According to the AWC, on March 24, 2016, Merrill Lynch notified FINRA that James was terminated during the time that he was subject of an international investigation into his possible customer loan arrangements, outside investments and undisclosed business activities. The AWC stated that James was then sent a request from FINRA on October 10, 2017, asking that he provide recorded testimony on November 6, 2017, in regard to Merrill Lynch’s allegations. Apparently, James was a no show.

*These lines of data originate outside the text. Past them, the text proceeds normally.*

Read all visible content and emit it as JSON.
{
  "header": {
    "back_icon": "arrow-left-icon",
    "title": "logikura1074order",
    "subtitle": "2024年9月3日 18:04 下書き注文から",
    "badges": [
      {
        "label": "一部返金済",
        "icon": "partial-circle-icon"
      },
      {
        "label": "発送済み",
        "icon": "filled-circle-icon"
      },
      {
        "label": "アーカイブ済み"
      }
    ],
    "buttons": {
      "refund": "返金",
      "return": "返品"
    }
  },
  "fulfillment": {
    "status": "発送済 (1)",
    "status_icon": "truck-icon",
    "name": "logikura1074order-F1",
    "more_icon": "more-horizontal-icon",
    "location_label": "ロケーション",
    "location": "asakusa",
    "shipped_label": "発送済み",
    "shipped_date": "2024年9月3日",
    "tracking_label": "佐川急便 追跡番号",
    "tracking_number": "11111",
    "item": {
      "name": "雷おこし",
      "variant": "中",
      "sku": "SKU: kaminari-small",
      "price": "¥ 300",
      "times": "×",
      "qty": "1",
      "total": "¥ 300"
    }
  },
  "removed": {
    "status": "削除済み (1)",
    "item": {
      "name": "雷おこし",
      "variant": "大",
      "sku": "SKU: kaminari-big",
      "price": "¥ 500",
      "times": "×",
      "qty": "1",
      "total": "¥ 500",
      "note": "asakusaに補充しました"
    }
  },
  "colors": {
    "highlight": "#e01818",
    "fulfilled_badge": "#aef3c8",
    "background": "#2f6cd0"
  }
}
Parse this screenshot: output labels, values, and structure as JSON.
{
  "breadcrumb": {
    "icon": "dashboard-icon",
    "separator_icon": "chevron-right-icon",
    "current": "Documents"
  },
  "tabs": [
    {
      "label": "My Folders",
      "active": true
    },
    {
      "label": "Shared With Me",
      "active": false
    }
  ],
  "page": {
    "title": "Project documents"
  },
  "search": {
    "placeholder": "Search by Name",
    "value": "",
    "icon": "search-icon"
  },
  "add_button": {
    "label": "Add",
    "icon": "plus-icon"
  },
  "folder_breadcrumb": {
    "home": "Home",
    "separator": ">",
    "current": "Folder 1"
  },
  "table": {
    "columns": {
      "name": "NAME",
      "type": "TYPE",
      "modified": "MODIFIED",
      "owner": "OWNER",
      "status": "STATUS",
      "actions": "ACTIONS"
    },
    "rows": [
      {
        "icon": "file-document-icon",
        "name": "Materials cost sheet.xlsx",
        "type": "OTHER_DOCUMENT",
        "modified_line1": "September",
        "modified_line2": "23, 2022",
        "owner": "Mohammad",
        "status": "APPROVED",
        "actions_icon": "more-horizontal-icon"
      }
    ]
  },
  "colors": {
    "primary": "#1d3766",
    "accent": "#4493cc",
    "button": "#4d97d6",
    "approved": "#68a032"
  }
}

The AWC stated that on November 8, 2017, another request was sent by FINRA for James to testify. James’ counsel subsequently communicated with FINRA staff on November 8, 2017, informing FINRA that James understood what was sought of him but would not be making an appearance to testify at any point. James’ refusal to appear was conduct FINRA found to be violative of FINRA Rules 2010 and 8210.
FINRA Public Disclosure reveals that prior to James’ bar, he was fired by Stifel Nicolaus on September 6, 2016, based upon allegations that he furnished inaccurate details in regard to Merrill Lynch’s investigation into his conduct.
James has also been subject of a customer initiated investment related arbitration claim, which settled for $160,000.00 in damages founded on accusations that James made unsuitable investment recommendations to the customer relating to mutual fund and equity transactions. FINRA Arbitration No. 09-04165 (Oct. 21, 2010).